Tourism is not manufacturing. When travelers form new habits—discover new destinations, build new traditions—they don’t automatically return. Canadians who spent 2025 traveling to Mexico, Costa Rica, Europe, or within Canada may never go back to Florida or Arizona.
A snowbird survey showed overseas travel nearly doubled among Canadians avoiding the U.S. Provincial governments inside Canada increased domestic tourism budgets, capturing spending that once flowed south.
The United States Travel Association estimates that even a 10% drop in Canadian tourism puts 14,000 American jobs at risk. Current declines are far worse.
The Lesson Trump Refused to Learn
Donald Trump assumed American economic power meant allies had no choice.
The Canadian tourism boycott proved the opposite.

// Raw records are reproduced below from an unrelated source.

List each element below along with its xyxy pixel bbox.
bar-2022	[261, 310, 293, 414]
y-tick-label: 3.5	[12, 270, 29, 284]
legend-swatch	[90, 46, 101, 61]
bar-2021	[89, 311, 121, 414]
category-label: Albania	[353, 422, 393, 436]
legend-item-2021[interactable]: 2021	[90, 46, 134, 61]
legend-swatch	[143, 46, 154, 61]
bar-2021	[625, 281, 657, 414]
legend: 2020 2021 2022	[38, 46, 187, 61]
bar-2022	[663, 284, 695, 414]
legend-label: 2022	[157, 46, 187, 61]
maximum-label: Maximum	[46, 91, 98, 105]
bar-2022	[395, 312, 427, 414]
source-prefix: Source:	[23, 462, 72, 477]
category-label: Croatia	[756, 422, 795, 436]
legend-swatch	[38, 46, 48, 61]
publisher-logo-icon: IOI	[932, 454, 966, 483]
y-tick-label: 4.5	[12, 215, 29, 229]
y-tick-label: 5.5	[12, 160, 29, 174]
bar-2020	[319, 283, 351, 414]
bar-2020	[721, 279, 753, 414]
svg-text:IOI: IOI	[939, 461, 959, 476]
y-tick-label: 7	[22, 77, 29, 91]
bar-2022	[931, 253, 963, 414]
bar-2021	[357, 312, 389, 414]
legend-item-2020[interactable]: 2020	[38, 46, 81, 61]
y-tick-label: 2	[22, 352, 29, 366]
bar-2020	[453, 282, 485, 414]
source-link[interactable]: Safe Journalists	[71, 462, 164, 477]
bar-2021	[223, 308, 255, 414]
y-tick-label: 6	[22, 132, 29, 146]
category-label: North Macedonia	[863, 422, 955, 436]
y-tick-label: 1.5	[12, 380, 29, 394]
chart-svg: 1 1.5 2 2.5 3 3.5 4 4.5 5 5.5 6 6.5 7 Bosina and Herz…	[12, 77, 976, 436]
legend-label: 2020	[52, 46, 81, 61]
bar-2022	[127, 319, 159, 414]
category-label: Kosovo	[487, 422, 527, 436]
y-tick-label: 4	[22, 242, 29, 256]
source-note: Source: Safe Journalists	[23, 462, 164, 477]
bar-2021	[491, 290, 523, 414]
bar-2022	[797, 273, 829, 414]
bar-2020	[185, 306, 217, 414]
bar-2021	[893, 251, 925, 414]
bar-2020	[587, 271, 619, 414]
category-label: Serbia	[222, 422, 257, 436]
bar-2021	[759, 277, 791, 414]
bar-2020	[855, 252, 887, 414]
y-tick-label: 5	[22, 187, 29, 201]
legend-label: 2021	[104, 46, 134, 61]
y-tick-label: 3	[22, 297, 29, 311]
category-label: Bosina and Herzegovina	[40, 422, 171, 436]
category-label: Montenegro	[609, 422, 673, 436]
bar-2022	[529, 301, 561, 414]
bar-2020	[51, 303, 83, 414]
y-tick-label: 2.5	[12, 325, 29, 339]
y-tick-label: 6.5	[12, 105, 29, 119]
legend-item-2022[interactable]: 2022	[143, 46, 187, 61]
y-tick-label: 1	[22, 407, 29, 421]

Twenty million individuals exercising consumer choice inflicted billions in losses, without legislation, without negotiation, without retaliation—just absence.
This was soft power in reverse.
Trump wanted dominance. Instead, he taught Canadians that dependence on the United States is a liability. That lesson will outlast his presidency.
The $5.7 billion loss is not the end of the story. It is the opening chapter of a long-term realignment in how Canadians view the United States—not as a trusted neighbor, but as an unreliable partner.
And once trust is gone, it does not return on sale.